TypedAI provides codebase awareness features to its coding agents, enabling them to understand and navigate complex repositories effectively. This is achieved through an indexing process that combines LLM-generated summaries with vector-based semantic search.

Overview

When an agent works on a task within a git repository, it can leverage a pre-built index of the codebase. This index provides two key capabilities:

Hierarchical Summaries: The agent has access to summaries of files and directories, providing a high-level understanding of the project's structure and purpose.
Semantic Search: The agent can perform natural language queries to find relevant code snippets, functions, or classes across the entire repository.

These capabilities allow the agent to quickly locate relevant code, understand its context, and make more informed decisions when implementing changes.

Indexing Process

The codebase awareness is built by running an indexing process. This can be triggered from the command line:

npm run index

This command initiates two main tasks: generating summaries and creating a vector index.

LLM-Generated Summaries

The platform walks through the repository's file structure and uses a Large Language Model (LLM) to generate descriptive summaries for individual files and entire directories.

Bottom-Up Approach: Summaries are generated from the bottom up. File summaries are created first, which are then used to generate summaries for their parent directories, continuing all the way to the project root.
Configuration: The specific files and directories to be summarized are controlled by glob patterns defined in the indexDocs array within the project's .typedai.json file.
Caching: The process stores content hashes to track changes, ensuring that summaries are only regenerated for files or directories that have been modified.
Storage: The generated summaries are stored in a .typedai/docs/ directory within the project, creating a parallel structure that maps to the source code.
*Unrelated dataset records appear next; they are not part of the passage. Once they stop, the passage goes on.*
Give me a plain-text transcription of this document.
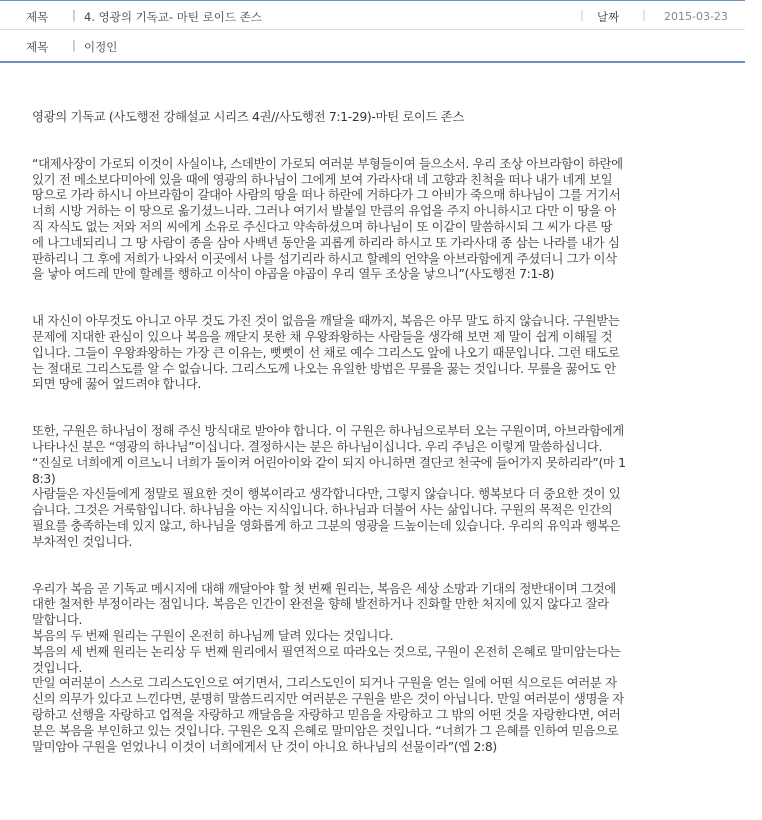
제목 | 4. 영광의 기독교- 마틴 로이드 존스	| 날짜 | 2015-03-23
제목 | 이정인

영광의 기독교 (사도행전 강해설교 시리즈 4권//사도행전 7:1-29)-마틴 로이드 존스

“대제사장이 가로되 이것이 사실이냐, 스데반이 가로되 여러분 부형들이여 들으소서. 우리 조상 아브라함이 하란에

있기 전 메소보다미아에 있을 때에 영광의 하나님이 그에게 보여 가라사대 네 고향과 친척을 떠나 내가 네게 보일

땅으로 가라 하시니 아브라함이 갈대아 사람의 땅을 떠나 하란에 거하다가 그 아비가 죽으매 하나님이 그를 거기서

너희 시방 거하는 이 땅으로 옮기셨느니라. 그러나 여기서 발붙일 만큼의 유업을 주지 아니하시고 다만 이 땅을 아

직 자식도 없는 저와 저의 씨에게 소유로 주신다고 약속하셨으며 하나님이 또 이같이 말씀하시되 그 씨가 다른 땅

에 나그네되리니 그 땅 사람이 종을 삼아 사백년 동안을 괴롭게 하리라 하시고 또 가라사대 종 삼는 나라를 내가 심

판하리니 그 후에 저희가 나와서 이곳에서 나를 섬기리라 하시고 할례의 언약을 아브라함에게 주셨더니 그가 이삭

을 낳아 여드레 만에 할례를 행하고 이삭이 야곱을 야곱이 우리 열두 조상을 낳으니”(사도행전 7:1-8)

내 자신이 아무것도 아니고 아무 것도 가진 것이 없음을 깨달을 때까지, 복음은 아무 말도 하지 않습니다. 구원받는

문제에 지대한 관심이 있으나 복음을 깨닫지 못한 채 우왕좌왕하는 사람들을 생각해 보면 제 말이 쉽게 이해될 것

입니다. 그들이 우왕좌왕하는 가장 큰 이유는, 뻣뻣이 선 채로 예수 그리스도 앞에 나오기 때문입니다. 그런 태도로

는 절대로 그리스도를 알 수 없습니다. 그리스도께 나오는 유일한 방법은 무릎을 꿇는 것입니다. 무릎을 꿇어도 안

되면 땅에 꿇어 엎드려야 합니다.

또한, 구원은 하나님이 정해 주신 방식대로 받아야 합니다. 이 구원은 하나님으로부터 오는 구원이며, 아브라함에게

나타나신 분은 “영광의 하나님”이십니다. 결정하시는 분은 하나님이십니다. 우리 주님은 이렇게 말씀하십니다.

“진실로 너희에게 이르노니 너희가 돌이켜 어린아이와 같이 되지 아니하면 결단코 천국에 들어가지 못하리라”(마 1

8:3)

사람들은 자신들에게 정말로 필요한 것이 행복이라고 생각합니다만, 그렇지 않습니다. 행복보다 더 중요한 것이 있

습니다. 그것은 거룩함입니다. 하나님을 아는 지식입니다. 하나님과 더불어 사는 삶입니다. 구원의 목적은 인간의

필요를 충족하는데 있지 않고, 하나님을 영화롭게 하고 그분의 영광을 드높이는데 있습니다. 우리의 유익과 행복은

부차적인 것입니다.

우리가 복음 곧 기독교 메시지에 대해 깨달아야 할 첫 번째 원리는, 복음은 세상 소망과 기대의 정반대이며 그것에

대한 철저한 부정이라는 점입니다. 복음은 인간이 완전을 향해 발전하거나 진화할 만한 처지에 있지 않다고 잘라

말합니다.

복음의 두 번째 원리는 구원이 온전히 하나님께 달려 있다는 것입니다.

복음의 세 번째 원리는 논리상 두 번째 원리에서 필연적으로 따라오는 것으로, 구원이 온전히 은혜로 말미암는다는

것입니다.

만일 여러분이 스스로 그리스도인으로 여기면서, 그리스도인이 되거나 구원을 얻는 일에 어떤 식으로든 여러분 자

신의 의무가 있다고 느낀다면, 분명히 말씀드리지만 여러분은 구원을 받은 것이 아닙니다. 만일 여러분이 생명을 자

랑하고 선행을 자랑하고 업적을 자랑하고 깨달음을 자랑하고 믿음을 자랑하고 그 밖의 어떤 것을 자랑한다면, 여러

분은 복음을 부인하고 있는 것입니다. 구원은 오직 은혜로 말미암은 것입니다. “너희가 그 은혜를 인하여 믿음으로

말미암아 구원을 얻었나니 이것이 너희에게서 난 것이 아니요 하나님의 선물이라”(엡 2:8)
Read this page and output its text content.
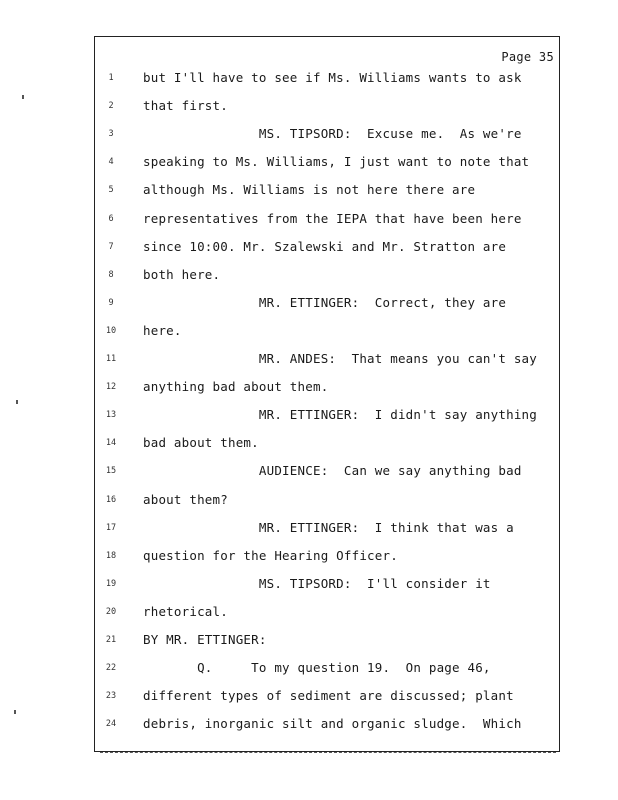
Page 35
1	but I'll have to see if Ms. Williams wants to ask
2	that first.
3	MS. TIPSORD:  Excuse me.  As we're
4	speaking to Ms. Williams, I just want to note that
5	although Ms. Williams is not here there are
6	representatives from the IEPA that have been here
7	since 10:00. Mr. Szalewski and Mr. Stratton are
8	both here.
9	MR. ETTINGER:  Correct, they are
10 here.
11 MR. ANDES:  That means you can't say
12 anything bad about them.
13 MR. ETTINGER:  I didn't say anything
14 bad about them.
15 AUDIENCE:  Can we say anything bad
16 about them?
17 MR. ETTINGER:  I think that was a
18 question for the Hearing Officer.
19 MS. TIPSORD:  I'll consider it
20 rhetorical.
21 BY MR. ETTINGER:
22 Q.     To my question 19.  On page 46,
23 different types of sediment are discussed; plant
24 debris, inorganic silt and organic sludge.  Which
These summaries are used to create various "repository maps" that can be fed to the agent as context, such as a file tree annotated with short descriptions.

Vector-Based Semantic Search

To enable powerful semantic search, the platform indexes the codebase into a vector store.

Technology: This feature leverages Google Cloud's serverless Vertex AI Search.
Chunking and Contextualization: Using an LLM code files are broken down into smaller, meaningful chunks which are then contextualized by including surrounding code. This helps the model create more accurate and context-aware embeddings.
Storage and Retrieval: The embeddings are stored in a dedicated data store within Google's Discovery Engine. The data store is uniquely identified based on the repository's git origin URL. When an agent performs a search, its query is also converted into an embedding, and the system finds the code chunks with the most similar embeddings.

Configuration

.typedai.json: This file at the root of the repository is crucial for configuring which parts of the codebase are indexed. The indexDocs property should contain an array of micromatch glob patterns.
Google Cloud: The vector search functionality requires a configured Google Cloud project. The necessary credentials and configuration (like GCLOUD_PROJECT) must be available as environment variables.